Öncelikle gençlerin siyasete mesafeli durmalarında hiç mi haklılık payı yok, ona bakalım. Siyaset denilince çoğunluğun aklına ne geliyor? Takım elbise giymiş, buyurgan, topluma tepeden bakan tipler… Hamasi nutuklar, düşmanlaştırıcı dil, Meclis kürsüsündeki anlamsız laf dalaşları, temel atma törenleri, protokol yemekleri, yolsuzluk, yalan, riya… “Bir hırka bir lokma” edebiyatı yapanlara bakıyorsunuz, lokmanın ballısının hırkanın allısının peşinde koşuyorlar. Ekonominin en yetkili isimlerinden birisi, yükselen enflasyonun akıbetine dair soruyu; “Bayrak inmeyecek, ezan susmayacak” diye cevaplıyor. Bu siyaset sermaye sınıfının yani burjuvazinin siyasetidir. Gençler bu çürütücü, bayağı düzen siyasetine haklı olarak tepki duyuyorlar.
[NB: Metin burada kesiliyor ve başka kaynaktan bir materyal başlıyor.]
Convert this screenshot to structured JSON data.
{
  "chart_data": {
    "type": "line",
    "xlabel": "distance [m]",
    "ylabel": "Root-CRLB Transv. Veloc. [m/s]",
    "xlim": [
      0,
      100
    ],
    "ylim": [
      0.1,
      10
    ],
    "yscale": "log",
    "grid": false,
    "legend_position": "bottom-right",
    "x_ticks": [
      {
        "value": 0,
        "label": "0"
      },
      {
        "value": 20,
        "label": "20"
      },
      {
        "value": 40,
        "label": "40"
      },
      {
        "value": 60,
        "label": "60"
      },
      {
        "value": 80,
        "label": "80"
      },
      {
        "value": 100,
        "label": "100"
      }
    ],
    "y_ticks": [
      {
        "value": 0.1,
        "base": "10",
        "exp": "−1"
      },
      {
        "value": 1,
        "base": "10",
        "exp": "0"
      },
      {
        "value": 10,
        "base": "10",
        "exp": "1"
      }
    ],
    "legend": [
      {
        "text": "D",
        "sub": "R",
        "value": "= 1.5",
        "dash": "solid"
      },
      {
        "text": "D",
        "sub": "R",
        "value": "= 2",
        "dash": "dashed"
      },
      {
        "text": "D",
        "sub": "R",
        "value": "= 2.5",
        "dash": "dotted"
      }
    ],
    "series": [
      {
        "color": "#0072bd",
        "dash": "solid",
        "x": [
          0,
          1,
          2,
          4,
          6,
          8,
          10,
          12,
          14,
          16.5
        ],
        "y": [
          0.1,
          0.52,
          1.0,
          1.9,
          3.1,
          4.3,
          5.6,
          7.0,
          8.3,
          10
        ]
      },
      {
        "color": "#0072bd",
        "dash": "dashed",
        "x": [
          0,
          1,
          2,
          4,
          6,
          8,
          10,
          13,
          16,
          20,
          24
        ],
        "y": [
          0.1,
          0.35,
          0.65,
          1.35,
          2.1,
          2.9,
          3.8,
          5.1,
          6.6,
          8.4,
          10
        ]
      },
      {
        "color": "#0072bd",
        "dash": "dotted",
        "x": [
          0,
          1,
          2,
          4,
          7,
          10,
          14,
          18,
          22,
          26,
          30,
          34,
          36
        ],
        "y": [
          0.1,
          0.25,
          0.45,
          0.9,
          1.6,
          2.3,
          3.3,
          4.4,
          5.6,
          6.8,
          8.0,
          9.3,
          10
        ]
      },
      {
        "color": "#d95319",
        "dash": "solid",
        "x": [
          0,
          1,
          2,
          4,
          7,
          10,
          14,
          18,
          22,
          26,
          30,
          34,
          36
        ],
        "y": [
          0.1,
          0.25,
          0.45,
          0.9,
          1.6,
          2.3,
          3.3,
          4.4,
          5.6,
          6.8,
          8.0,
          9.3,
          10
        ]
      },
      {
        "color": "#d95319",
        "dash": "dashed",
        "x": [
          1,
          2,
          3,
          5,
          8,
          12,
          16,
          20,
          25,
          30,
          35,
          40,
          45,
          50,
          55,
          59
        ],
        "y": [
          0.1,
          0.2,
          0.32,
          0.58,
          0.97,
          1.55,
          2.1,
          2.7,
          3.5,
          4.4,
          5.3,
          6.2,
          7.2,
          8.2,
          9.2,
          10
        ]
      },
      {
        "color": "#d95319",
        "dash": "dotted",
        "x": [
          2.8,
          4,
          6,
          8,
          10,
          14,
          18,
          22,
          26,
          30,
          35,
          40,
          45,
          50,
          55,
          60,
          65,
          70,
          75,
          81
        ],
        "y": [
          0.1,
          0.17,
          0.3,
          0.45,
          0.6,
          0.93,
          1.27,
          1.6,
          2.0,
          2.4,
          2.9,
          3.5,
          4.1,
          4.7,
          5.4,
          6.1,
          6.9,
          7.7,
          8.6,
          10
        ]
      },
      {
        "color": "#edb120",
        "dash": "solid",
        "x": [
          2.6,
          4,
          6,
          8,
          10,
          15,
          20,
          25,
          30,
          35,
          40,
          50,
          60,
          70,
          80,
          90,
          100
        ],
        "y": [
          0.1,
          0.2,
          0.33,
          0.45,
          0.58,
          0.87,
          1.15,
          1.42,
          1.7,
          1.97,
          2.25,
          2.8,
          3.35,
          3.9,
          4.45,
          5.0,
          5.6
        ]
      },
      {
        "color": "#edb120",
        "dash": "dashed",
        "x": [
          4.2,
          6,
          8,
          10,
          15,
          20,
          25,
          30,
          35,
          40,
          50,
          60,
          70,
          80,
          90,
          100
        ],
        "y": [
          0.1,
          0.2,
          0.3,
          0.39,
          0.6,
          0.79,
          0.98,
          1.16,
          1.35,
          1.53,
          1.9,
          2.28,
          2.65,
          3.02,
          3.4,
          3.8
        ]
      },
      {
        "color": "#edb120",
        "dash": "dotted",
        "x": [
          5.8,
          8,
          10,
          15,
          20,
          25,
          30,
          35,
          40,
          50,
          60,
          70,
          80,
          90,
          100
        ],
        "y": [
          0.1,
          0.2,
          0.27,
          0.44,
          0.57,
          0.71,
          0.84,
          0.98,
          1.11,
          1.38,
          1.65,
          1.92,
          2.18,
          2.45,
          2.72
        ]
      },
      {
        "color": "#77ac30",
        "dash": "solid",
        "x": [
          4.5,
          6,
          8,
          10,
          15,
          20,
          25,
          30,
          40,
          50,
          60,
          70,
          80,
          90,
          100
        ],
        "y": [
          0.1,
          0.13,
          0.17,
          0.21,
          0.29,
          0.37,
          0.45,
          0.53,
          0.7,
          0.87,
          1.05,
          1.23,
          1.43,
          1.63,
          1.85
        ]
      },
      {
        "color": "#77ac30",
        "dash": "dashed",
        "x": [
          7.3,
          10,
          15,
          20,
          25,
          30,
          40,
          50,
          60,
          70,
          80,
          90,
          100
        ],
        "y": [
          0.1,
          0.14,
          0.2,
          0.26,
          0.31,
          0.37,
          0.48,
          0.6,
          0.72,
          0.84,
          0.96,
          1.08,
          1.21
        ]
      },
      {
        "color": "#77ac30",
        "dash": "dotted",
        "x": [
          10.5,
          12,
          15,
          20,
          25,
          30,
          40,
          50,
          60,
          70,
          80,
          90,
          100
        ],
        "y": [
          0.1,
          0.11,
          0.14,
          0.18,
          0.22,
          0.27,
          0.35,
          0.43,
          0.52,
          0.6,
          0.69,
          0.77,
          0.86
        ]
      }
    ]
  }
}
Ancak bu haklı tepkinin sonucu siyasetten uzak durarak meydanı işçi-emekçi düşmanı burjuva siyasete bırakmak mı olmalıdır? İnsan siyasete ilgisiz kalırsa en önemli uzuvlarını kaybetmiş sayılır; göremez, bilemez, anlayamaz. Mesela savaş için “siyasetin başka araçlarla (şiddet araçlarıyla) devamıdır” demiştir bir Alman generali! Bugün Ukrayna’da yürüyen emperyalist savaşı düşünelim; yaşanan onca acıyı, yıkımı… Haksız savaşlar memleket sormaz; din, dil, cinsiyet sormaz ve aynı zamanda insanın politikayla ilgilenip ilgilenmediğiyle de ilgilenmez. Bir Rus atasözünü hatırlatalım: “Sen siyasetle ilgilenmiyor olabilirsin ama siyaset muhakkak bir gün seninle ilgilenir.” Üstelik siyasetten kaçılamayacağı gibi siyasetsizliğin de siyasi bir karşılığı vardır. Mesela susmak… Boşuna dememiş atalarımız “sükut ikrardan gelir” diye, yani susmak onaylamaktır.
Gençler olarak siyaset yapmalıyız. Ama nasıl bir siyaset, kimin siyaseti? Kabaca tarif edelim. Bizler işçi sınıfının evlatlarıyız. Eğitimimiz, mesleğimiz, ücretimiz ne olursa olsun bizler işçiyiz veya işçi adayıyız. Bizim yapmamız gereken siyaset, patronlar sınıfının partilerine oy vermek, onların taraftarı olmak değil, kendi sınıfımızın çıkarlarını savunmaktır. Ancak sömürüye ve savaşlara karşı çıktığımızda, işçi sınıfının çıkarlarını savunduğumuzda kendi siyasetimizi yapmış oluruz. Kendi sınıfımızın çıkarları temelinde yaşama bakıp değiştirilmesi gerekeni değiştirmeye çalışmaktır bizim bahsettiğimiz siyaset.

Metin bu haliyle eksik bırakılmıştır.